« Un travail soutenable sur toute la carrière »

entretien avec Corinne Gaudart ergonome, directrice de recherche au CNRS (Laboratoire interdisciplinaire pour la sociologie économique, Conservatoire national des arts et métiers).
par Isabelle Mahiou / avril 2020

Comment, aujourd’hui, lier pénibilité et retraite ? 
Corinne Gaudart :
La réforme des retraites est une opportunité pour réfléchir à ce que devrait être un travail soutenable. Les conditions de travail et d’emploi permettent-elles aux salariés de préserver leur santé, leur assurent-elles un parcours professionnel durable ? Il faut passer d’une approche en termes de reconnaissance de la pénibilité à un registre préventif, où la question de l’âge de cessation d’activité est liée aux conditions dans lesquelles s’est déroulé le parcours professionnel. Certes, à court terme, cela implique de prendre en compte la pénibilité pour fixer un âge de départ juste, ce qui relève plutôt de la négociation en vue d’une compensation. Mais, à moyen et long terme, la prévention passe par une transformation du travail pour que les personnes puissent, à tous les âges de la vie, poursuivre leur activité en bonne santé et acquérir des compétences. 

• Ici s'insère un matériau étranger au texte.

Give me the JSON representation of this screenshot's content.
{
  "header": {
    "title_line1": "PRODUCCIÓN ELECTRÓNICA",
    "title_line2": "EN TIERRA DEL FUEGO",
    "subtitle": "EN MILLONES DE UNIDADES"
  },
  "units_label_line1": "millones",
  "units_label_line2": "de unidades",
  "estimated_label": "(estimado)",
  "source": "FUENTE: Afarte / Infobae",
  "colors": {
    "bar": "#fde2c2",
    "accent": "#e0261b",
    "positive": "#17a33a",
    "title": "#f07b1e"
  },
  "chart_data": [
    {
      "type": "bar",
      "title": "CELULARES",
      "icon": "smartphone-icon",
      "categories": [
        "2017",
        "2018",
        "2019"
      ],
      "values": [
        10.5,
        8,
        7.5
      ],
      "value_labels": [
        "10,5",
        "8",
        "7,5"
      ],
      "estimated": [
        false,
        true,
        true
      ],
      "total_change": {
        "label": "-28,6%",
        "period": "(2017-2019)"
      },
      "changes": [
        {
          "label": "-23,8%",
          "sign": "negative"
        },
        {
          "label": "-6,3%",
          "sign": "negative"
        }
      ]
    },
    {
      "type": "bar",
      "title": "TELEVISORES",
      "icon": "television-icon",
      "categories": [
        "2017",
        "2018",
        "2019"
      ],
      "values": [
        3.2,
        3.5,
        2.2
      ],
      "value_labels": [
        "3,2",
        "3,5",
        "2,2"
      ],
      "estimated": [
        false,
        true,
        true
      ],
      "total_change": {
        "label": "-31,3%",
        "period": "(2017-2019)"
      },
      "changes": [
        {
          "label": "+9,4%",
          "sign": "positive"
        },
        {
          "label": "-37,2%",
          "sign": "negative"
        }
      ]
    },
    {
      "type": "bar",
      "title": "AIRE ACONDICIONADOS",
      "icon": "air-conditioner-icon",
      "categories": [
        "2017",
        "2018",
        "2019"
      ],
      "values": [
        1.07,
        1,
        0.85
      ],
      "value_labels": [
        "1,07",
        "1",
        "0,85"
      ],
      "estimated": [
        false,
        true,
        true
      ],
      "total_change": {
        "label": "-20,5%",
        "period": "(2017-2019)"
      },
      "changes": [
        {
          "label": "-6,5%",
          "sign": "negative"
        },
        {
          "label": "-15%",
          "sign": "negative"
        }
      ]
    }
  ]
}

Qu’implique cette transformation ? 
C. G. :
Tout d’abord, d’élargir notre conception de la santé au travail à la possibilité de se développer : la santé se construit aussi dans l’exercice professionnel, notamment à travers l’extension des compétences. Ensuite, il faut dépasser une analyse purement macro des effets sélectifs du travail par catégories d’âge ou par métiers pour s’intéresser aux processus de vieillissement à l’échelon individuel à travers les itinéraires. Intégrer le travail concret dans une politique de prévention passe par l’articulation de ces deux approches, quantitative et qualitative. Enfin, élargir notre définition de la pénibilité est une nécessité. Il existe un premier niveau de facteurs physiques, bien établis par l’épidémiologie et souvent repérés par le document unique d’évaluation des risques ; le compte de prévention de la pénibilité en liste certains. Mais d’autres facteurs sont évacués, en particulier les facteurs de risques psychosociaux. De plus, la pénibilité peut être ressentie dans une situation de travail qui n’est pas évaluée « pénible » d’un point de vue épidémiologique, mais qui provoque des troubles infrapathologiques [douleurs, fatigue, difficultés à faire des gestes précis, NDLR] agissant sur la possibilité de durer dans son poste. 

Comment procéder ? 
C. G. :
Il est indispensable d’articuler politiques publiques au niveau intermédiaire – branche ou entreprise – et compréhension fine à l’échelle des situations de travail. On ne part pas de zéro. Il existe des connaissances et des acteurs dans les entreprises, les institutions de prévention, les réseaux de chercheurs… qui peuvent être mobilisés pour soutenir des expérimentations dans le cadre d’actions concertées. Améliorer les conditions de travail, limiter les expositions trop longues, repenser les parcours : ces actions peuvent être négociées au plus près des spécificités des secteurs d’activité. En retour, ces expériences alimenteraient l’élaboration de règles et de modalités d’accompagnement des branches professionnelles, en lieu et place de dispositifs descendants.